Second, the Center will engage in aggressive policy outreach throughout the nation. This will be one of many opportunities for your direct involvement with the Center. This outreach will include the reestablishment of the Policy Councils so that we can draw on the substantive expertise of policy experts who work with Republican Governors and legislators, Congressional leaders, and think tanks nationwide. The goal is to learn constantly and ensure that potential applications of our Republican
principles are fully understood, shared, and promoted.

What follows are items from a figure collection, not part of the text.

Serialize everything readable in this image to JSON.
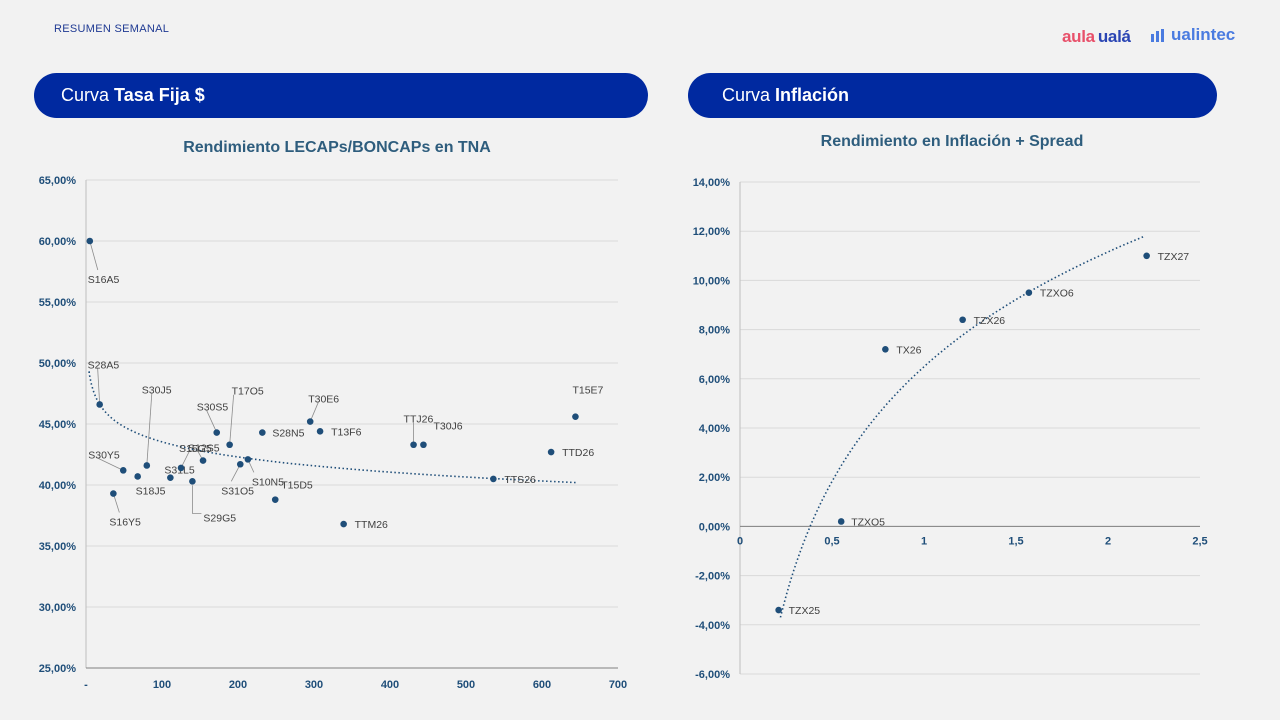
{
  "header": {
    "section_label": "RESUMEN SEMANAL"
  },
  "logos": {
    "aula": "aula",
    "uala": "ualá",
    "ualintec": "ualintec"
  },
  "panels": {
    "left": {
      "title_prefix": "Curva",
      "title_bold": "Tasa Fija $"
    },
    "right": {
      "title_prefix": "Curva",
      "title_bold": "Inflación"
    }
  },
  "colors": {
    "accent": "#0029a0",
    "point": "#1f4e79",
    "axis_text": "#1f4e79",
    "title": "#2e5d7d"
  },
  "chart_data": [
    {
      "type": "scatter",
      "title": "Rendimiento LECAPs/BONCAPs en TNA",
      "xlim": [
        0,
        700
      ],
      "ylim": [
        25,
        65
      ],
      "xticks": [
        0,
        100,
        200,
        300,
        400,
        500,
        600,
        700
      ],
      "xtick_labels": [
        "-",
        "100",
        "200",
        "300",
        "400",
        "500",
        "600",
        "700"
      ],
      "yticks": [
        25,
        30,
        35,
        40,
        45,
        50,
        55,
        60,
        65
      ],
      "ytick_labels": [
        "25,00%",
        "30,00%",
        "35,00%",
        "40,00%",
        "45,00%",
        "50,00%",
        "55,00%",
        "60,00%",
        "65,00%"
      ],
      "grid": true,
      "trendline": {
        "kind": "logarithmic",
        "x_start": 4,
        "x_end": 645,
        "y_start": 49.3,
        "y_end": 40.2
      },
      "points": [
        {
          "label": "S16A5",
          "x": 5,
          "y": 60.0
        },
        {
          "label": "S28A5",
          "x": 18,
          "y": 46.6
        },
        {
          "label": "S16Y5",
          "x": 36,
          "y": 39.3
        },
        {
          "label": "S30Y5",
          "x": 49,
          "y": 41.2
        },
        {
          "label": "S18J5",
          "x": 68,
          "y": 40.7
        },
        {
          "label": "S30J5",
          "x": 80,
          "y": 41.6
        },
        {
          "label": "S31L5",
          "x": 111,
          "y": 40.6
        },
        {
          "label": "S15G5",
          "x": 125,
          "y": 41.4
        },
        {
          "label": "S29G5",
          "x": 140,
          "y": 40.3
        },
        {
          "label": "S12S5",
          "x": 154,
          "y": 42.0
        },
        {
          "label": "S30S5",
          "x": 172,
          "y": 44.3
        },
        {
          "label": "T17O5",
          "x": 189,
          "y": 43.3
        },
        {
          "label": "S31O5",
          "x": 203,
          "y": 41.7
        },
        {
          "label": "S10N5",
          "x": 213,
          "y": 42.1
        },
        {
          "label": "S28N5",
          "x": 232,
          "y": 44.3
        },
        {
          "label": "T15D5",
          "x": 249,
          "y": 38.8
        },
        {
          "label": "T30E6",
          "x": 295,
          "y": 45.2
        },
        {
          "label": "T13F6",
          "x": 308,
          "y": 44.4
        },
        {
          "label": "TTM26",
          "x": 339,
          "y": 36.8
        },
        {
          "label": "TTJ26",
          "x": 431,
          "y": 43.3
        },
        {
          "label": "T30J6",
          "x": 444,
          "y": 43.3
        },
        {
          "label": "TTS26",
          "x": 536,
          "y": 40.5
        },
        {
          "label": "TTD26",
          "x": 612,
          "y": 42.7
        },
        {
          "label": "T15E7",
          "x": 644,
          "y": 45.6
        }
      ]
    },
    {
      "type": "scatter",
      "title": "Rendimiento en Inflación + Spread",
      "xlim": [
        0,
        2.5
      ],
      "ylim": [
        -6,
        14
      ],
      "xticks": [
        0,
        0.5,
        1,
        1.5,
        2,
        2.5
      ],
      "xtick_labels": [
        "0",
        "0,5",
        "1",
        "1,5",
        "2",
        "2,5"
      ],
      "yticks": [
        -6,
        -4,
        -2,
        0,
        2,
        4,
        6,
        8,
        10,
        12,
        14
      ],
      "ytick_labels": [
        "-6,00%",
        "-4,00%",
        "-2,00%",
        "0,00%",
        "2,00%",
        "4,00%",
        "6,00%",
        "8,00%",
        "10,00%",
        "12,00%",
        "14,00%"
      ],
      "grid": true,
      "trendline": {
        "kind": "logarithmic",
        "x_start": 0.22,
        "x_end": 2.2,
        "y_start": -3.7,
        "y_end": 11.8
      },
      "points": [
        {
          "label": "TZX25",
          "x": 0.21,
          "y": -3.4
        },
        {
          "label": "TZXO5",
          "x": 0.55,
          "y": 0.2
        },
        {
          "label": "TX26",
          "x": 0.79,
          "y": 7.2
        },
        {
          "label": "TZX26",
          "x": 1.21,
          "y": 8.4
        },
        {
          "label": "TZXO6",
          "x": 1.57,
          "y": 9.5
        },
        {
          "label": "TZX27",
          "x": 2.21,
          "y": 11.0
        }
      ]
    }
  ]
}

Third, the Center will be committed to the debate and discussion of ideas. We believe that it is best to have policy discussions within the party and that we should not fear disagreement. To that end, the Center will build on the 1977 and 1993 efforts with Commonsense by developing a new website devoted to public policy. We will invite original content from experts and then encourage debate. This will be another opportunity for Member involvement with the Center. The website also will host policy blogs that will provide forums for substantive analysis of the key issues facing the nation, and input from the public will be gathered on a systematic basis. Our goal is to grow a community founded on common goals and aspirations.
As the months pass, we anticipate the Center branching into other areas and finding other tools and tactics that will advance our ideas. It will be a nimble operation that is quick to shift when circumstances demand it.
I am very excited about the Center for Republican Renewal because I believe it is an integral part of our rebuilding process. I look forward to your suggestions on how to make the most of this new endeavor.